Già in precedenza il Supremo Collegio si era occupato della questione che era stata risolta allo stesso modo: il divieto di
porre domande suggestive non opera nell’esame condotto direttamente dal giudice poiché, si è anche sostenuto,
non vi è il rischio di un precedente accordo tra il testimone e l’esaminante (quasi che tra il teste e le parti private vi
sia sempre un accordo pregresso). (2)
Il processo penale accusatorio italiano nell'ambito della formazione della prova su tale aspetto mette a nudo le
sue debolezze e le sue deficienze. Infatti, se l’art. 111 della Carta Costituzionale sancisce che ogni processo si
svolge nel contraddittorio tra le parti, in condizione di parità, davanti a giudice terzo ed imparziale, le norme che
disciplinano l'esame testimoniale (artt. 498, 499 c.p.p.), ove consentono un'intromissione senza limiti del
giudice terzo ed imparziale, non possono che ritenersi non in linea con il precetto costituzionale soprarichiamato.
Il nostro metodo esaminatorio, in virtù di tali orientamenti giurisprudenziali, sembrerebbe quindi non
perfetto e non aderente alla norma costituzionale.
Nella formazione della prova, è noto, il legislatore impone alle parti che hanno chiesto l'esame e a quelle che
hanno un interesse comune di muoversi con passo felpato al fine di rendere più genuina possibile la ricostruzione del
fatto.
E ciò sotto l'attenta regìa e vigilanza del giudice terzo ed imparziale che deve evitare la proposizione di domande
suggestive e di quelle che possono nuocere alla sincerità delle risposte.

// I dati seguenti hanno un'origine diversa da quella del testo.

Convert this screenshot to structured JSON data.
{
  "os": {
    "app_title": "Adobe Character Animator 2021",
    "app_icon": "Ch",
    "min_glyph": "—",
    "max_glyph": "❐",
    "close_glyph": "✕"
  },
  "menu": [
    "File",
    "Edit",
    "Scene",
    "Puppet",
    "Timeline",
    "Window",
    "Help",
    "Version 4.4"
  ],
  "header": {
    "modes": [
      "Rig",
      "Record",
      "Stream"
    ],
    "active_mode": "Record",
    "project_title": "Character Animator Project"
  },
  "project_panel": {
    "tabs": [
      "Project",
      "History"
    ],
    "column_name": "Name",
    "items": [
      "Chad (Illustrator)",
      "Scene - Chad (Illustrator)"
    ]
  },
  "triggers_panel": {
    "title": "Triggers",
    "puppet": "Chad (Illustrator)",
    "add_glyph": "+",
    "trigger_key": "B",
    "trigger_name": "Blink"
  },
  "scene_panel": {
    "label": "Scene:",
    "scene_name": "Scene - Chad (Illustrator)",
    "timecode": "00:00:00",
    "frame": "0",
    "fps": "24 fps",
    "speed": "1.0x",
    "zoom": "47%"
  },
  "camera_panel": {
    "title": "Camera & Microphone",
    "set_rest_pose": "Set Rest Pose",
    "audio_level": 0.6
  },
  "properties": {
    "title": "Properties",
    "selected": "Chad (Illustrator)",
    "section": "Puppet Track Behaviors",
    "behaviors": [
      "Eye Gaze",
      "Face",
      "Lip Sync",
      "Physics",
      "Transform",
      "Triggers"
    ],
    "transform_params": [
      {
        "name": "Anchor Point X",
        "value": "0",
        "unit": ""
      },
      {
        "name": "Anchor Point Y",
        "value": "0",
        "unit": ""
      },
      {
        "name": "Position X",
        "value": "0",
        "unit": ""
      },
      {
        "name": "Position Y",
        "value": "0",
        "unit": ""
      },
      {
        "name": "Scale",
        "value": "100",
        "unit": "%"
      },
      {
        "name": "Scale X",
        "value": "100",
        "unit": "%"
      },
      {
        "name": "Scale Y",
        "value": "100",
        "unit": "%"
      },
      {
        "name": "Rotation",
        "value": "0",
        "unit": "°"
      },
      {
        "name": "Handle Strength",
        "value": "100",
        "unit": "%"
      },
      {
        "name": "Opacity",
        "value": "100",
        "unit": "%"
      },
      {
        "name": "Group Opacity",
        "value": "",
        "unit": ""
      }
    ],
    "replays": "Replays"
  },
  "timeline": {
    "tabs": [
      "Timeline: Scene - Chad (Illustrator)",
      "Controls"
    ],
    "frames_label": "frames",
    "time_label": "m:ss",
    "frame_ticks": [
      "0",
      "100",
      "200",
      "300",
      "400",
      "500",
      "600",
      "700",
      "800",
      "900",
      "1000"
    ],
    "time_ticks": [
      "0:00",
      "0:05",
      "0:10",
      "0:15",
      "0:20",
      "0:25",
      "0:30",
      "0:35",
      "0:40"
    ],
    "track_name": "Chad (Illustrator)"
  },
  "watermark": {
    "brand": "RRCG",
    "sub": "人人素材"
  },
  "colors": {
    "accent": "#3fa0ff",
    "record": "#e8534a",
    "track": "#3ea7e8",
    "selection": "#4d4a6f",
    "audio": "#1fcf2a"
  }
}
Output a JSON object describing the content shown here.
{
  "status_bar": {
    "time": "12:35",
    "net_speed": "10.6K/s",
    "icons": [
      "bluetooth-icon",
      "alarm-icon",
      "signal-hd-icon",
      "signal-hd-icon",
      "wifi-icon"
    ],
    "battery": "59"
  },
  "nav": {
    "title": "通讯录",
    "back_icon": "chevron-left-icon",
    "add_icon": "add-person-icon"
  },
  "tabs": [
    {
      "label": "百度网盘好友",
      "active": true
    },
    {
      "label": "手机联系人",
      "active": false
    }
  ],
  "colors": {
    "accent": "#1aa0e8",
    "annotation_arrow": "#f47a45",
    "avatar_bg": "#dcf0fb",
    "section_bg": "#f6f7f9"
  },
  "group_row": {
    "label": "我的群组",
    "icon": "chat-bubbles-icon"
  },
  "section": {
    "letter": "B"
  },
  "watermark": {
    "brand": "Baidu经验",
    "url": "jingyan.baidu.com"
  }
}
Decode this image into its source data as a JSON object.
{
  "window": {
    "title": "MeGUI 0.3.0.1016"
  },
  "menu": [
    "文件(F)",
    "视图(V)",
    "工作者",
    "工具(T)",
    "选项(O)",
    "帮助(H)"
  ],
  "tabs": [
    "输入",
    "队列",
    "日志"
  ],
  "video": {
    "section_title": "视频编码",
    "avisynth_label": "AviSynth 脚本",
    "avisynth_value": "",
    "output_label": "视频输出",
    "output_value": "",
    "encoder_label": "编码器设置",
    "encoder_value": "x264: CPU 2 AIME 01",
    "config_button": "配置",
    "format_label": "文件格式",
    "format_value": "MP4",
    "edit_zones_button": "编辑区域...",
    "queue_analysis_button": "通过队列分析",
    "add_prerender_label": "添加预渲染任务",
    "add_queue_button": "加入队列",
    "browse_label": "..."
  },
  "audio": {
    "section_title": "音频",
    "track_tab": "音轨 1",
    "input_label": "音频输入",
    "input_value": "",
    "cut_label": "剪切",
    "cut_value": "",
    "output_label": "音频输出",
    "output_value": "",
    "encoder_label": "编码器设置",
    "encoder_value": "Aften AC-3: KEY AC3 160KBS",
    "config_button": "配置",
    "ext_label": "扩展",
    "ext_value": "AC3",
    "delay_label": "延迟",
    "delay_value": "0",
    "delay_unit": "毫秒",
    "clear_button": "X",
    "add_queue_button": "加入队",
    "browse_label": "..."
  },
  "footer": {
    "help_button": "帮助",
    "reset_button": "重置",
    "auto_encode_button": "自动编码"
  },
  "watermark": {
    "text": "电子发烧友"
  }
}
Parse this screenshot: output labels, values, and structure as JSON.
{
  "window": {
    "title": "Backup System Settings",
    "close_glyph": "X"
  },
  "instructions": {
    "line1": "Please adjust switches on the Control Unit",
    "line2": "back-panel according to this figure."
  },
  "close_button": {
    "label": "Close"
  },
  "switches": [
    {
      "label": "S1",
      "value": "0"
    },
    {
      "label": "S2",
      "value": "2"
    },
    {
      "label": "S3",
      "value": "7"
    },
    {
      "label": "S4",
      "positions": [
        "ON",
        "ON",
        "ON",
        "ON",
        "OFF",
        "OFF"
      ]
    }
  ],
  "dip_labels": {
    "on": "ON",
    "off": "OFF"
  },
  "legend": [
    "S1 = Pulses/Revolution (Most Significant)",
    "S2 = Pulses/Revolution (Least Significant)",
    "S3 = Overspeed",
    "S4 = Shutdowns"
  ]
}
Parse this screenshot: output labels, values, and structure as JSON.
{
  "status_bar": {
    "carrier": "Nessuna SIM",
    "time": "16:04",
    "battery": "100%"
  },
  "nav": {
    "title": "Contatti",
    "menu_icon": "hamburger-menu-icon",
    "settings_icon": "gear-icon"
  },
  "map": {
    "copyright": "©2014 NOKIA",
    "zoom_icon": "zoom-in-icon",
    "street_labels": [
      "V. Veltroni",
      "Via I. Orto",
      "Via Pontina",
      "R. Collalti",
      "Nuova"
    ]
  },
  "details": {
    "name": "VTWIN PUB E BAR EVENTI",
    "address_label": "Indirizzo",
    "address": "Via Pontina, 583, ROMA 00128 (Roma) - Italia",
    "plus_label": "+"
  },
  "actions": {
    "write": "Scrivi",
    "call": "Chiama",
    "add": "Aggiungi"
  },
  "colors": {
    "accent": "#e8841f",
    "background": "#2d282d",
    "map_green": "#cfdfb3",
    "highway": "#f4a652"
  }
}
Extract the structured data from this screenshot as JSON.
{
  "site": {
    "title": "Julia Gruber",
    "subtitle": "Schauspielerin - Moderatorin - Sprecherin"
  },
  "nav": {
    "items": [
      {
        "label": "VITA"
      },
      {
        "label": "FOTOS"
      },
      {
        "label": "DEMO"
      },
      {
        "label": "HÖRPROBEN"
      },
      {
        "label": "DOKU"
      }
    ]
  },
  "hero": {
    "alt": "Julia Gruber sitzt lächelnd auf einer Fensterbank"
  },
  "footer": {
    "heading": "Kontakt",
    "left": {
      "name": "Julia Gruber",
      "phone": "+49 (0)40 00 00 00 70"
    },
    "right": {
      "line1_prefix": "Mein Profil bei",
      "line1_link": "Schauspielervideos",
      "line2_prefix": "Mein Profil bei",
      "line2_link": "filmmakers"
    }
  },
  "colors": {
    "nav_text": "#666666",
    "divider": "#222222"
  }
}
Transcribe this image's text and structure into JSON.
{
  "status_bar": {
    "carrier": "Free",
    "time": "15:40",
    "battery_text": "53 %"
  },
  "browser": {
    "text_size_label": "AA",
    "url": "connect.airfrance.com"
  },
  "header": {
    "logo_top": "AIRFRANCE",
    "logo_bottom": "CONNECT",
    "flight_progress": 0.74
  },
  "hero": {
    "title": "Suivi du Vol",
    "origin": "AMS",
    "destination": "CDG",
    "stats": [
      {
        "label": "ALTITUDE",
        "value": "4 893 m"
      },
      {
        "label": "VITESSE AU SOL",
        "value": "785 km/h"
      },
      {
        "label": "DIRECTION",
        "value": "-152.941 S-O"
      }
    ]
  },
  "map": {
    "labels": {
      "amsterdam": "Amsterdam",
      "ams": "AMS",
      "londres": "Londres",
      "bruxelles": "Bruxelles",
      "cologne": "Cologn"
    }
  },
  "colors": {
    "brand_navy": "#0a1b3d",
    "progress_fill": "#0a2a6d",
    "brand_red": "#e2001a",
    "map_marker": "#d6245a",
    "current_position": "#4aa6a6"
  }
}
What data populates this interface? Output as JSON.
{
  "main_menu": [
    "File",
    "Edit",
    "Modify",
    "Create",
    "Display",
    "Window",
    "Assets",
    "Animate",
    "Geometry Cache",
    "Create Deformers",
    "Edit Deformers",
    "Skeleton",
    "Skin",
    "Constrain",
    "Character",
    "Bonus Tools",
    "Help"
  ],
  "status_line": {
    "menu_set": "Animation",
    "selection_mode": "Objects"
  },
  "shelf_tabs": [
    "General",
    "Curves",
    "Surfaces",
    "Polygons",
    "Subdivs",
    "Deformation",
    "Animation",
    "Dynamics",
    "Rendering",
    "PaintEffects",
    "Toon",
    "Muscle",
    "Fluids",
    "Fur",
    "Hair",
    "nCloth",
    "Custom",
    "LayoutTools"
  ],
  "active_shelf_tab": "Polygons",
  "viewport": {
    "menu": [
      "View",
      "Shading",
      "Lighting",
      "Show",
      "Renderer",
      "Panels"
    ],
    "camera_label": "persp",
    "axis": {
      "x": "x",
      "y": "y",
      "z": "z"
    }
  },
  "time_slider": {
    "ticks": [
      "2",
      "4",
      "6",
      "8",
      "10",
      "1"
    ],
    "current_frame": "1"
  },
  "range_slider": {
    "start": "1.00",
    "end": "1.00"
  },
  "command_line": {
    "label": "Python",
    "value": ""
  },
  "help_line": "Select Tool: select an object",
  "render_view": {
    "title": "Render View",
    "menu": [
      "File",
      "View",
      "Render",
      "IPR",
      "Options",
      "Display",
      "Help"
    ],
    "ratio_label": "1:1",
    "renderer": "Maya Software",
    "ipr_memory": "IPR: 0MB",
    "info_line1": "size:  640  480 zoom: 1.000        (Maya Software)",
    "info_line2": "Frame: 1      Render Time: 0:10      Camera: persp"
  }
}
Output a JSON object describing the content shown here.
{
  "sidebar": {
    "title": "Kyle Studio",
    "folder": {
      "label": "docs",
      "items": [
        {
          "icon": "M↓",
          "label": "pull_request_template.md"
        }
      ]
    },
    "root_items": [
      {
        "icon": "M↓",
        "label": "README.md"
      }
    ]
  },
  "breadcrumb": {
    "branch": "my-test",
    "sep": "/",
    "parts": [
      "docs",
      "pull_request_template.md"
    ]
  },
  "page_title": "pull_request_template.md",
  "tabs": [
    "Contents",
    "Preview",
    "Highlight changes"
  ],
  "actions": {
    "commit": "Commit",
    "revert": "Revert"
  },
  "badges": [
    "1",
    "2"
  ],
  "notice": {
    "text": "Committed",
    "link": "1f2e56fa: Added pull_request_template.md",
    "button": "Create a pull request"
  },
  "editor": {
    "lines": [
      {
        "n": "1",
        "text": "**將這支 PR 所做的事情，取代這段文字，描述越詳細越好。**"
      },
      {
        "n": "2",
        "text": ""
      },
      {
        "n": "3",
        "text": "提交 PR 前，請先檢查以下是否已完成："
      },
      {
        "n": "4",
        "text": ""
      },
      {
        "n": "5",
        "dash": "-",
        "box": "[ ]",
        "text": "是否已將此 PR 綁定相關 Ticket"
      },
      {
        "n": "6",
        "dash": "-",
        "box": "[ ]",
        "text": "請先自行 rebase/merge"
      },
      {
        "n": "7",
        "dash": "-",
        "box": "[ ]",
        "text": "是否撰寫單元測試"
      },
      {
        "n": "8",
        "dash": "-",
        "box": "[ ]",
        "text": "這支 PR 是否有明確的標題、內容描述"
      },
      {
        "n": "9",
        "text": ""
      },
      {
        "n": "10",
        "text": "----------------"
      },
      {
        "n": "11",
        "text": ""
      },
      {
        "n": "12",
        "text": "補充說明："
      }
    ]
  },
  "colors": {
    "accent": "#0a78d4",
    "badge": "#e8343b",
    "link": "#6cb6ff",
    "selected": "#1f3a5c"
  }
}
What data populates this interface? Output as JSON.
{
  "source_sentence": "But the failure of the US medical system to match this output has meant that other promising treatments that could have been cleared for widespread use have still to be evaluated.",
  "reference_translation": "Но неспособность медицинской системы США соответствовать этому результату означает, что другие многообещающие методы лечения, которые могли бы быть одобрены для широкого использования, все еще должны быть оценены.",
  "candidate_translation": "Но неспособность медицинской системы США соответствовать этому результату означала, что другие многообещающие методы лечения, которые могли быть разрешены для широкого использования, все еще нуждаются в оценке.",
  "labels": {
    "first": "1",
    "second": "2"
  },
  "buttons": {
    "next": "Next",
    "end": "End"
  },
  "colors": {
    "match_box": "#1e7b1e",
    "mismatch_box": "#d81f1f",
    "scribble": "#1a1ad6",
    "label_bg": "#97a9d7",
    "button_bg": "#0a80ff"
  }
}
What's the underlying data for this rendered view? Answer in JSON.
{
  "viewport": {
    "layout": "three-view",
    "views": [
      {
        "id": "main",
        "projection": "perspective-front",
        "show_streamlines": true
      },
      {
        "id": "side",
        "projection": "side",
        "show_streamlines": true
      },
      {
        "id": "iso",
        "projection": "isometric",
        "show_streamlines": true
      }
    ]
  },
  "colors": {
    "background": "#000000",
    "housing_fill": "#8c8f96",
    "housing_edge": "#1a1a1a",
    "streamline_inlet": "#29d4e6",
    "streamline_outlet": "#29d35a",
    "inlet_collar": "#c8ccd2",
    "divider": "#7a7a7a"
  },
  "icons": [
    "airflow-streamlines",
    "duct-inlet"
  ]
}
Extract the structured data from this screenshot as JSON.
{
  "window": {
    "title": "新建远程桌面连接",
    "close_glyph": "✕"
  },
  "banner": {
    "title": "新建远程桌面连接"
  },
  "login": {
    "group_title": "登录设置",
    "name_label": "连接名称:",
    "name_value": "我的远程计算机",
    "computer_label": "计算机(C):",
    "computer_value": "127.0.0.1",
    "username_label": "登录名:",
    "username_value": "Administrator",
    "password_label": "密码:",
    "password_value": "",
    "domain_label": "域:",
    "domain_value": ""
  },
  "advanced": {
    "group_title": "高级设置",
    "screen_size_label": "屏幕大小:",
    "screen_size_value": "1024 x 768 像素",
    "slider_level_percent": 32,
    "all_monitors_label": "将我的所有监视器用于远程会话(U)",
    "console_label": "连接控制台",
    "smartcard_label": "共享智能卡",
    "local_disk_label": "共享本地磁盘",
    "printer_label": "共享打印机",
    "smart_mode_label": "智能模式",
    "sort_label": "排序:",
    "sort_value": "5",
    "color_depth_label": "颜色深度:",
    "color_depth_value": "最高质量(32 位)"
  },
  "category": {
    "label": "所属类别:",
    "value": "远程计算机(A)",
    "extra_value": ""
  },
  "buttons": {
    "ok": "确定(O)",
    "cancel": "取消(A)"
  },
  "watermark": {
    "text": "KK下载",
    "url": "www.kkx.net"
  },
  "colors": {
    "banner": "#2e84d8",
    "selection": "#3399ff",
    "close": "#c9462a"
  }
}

La regola impone al giudice di intervenire durante l'esame, anche d'ufficio, per assicurare la pertinenza
delle domande, la genuinità delle risposte, la lealtà dell'esame e la correttezza delle contestazioni.
L'invadenza del giudice durante l'esame testimoniale era stata avvertita dal legislatore tant'è che
nel 1999 è intervenuto per modificare il secondo comma dell’art. 506 c.p.p. prevedendo che il presidente può
rivolgere domande, ai testimoni, ai periti ecc.. alle parti esaminate solo dopo l’esame ed il controesame.
Tale norma, però, nella pratica non viene quasi mai osservata soprattutto perché priva di sanzione.
Si assiste il più delle volte a questa generale tendenza da parte del giudice ad intromettersi durante l’esame
incrociato che compromette spesso la sincerità delle risposte così sviando la parte interessata dall'obiettivo che si
prefiggeva di raggiungere e demolendo, talvolta, la strategia accusatoria o difensiva.
Tutte le ragioni che sono sottostanti al divieto di domande suggestive nel corso dell'esame (assicurare la genuinità
dell'acquisizione degli elementi di prova) vengono in un solo colpo demolite dal potere attribuito al giudice di porre
domande senza alcun limite.
Nessuna invocazione, quindi, di inutilizzabilità della prova, ex art. 191 c.p.p., può essere fatta se si ritiene che la disciplina
degli artt. 498 e 499 c.p.p. non riguarda il giudice terzo ed imparziale;.
Il potere accordato al giudice di porre domande, di indicare i temi di prova nuovi o più ampi, utili per la completezza
dell'esame (ex art. 506 c.p.p.) non può essere visto solo come un intervento dell'ultimo momento teso a
colmare le lacune dell'esame incrociato, atteso che il II° comma del citato art. 506 c.p.p., facultando il presidente a
porre domande senza alcun divieto, consente di stravolgere il principio costituzionale secondo cui la prova si forma nel
contraddittorio delle parti dinanzi a giudice terzo ed imparziale.
Le parti durante la cross examination spesso subiscono impotenti l'introduzione da parte del presidente del
collegio di domande suggestive e talvolta nocive accompagnate da toni severi che incutono timore al teste specie
quando non sembra allineato alla tesi accusatoria, in barba al principio di presunzione di non colpevolezza.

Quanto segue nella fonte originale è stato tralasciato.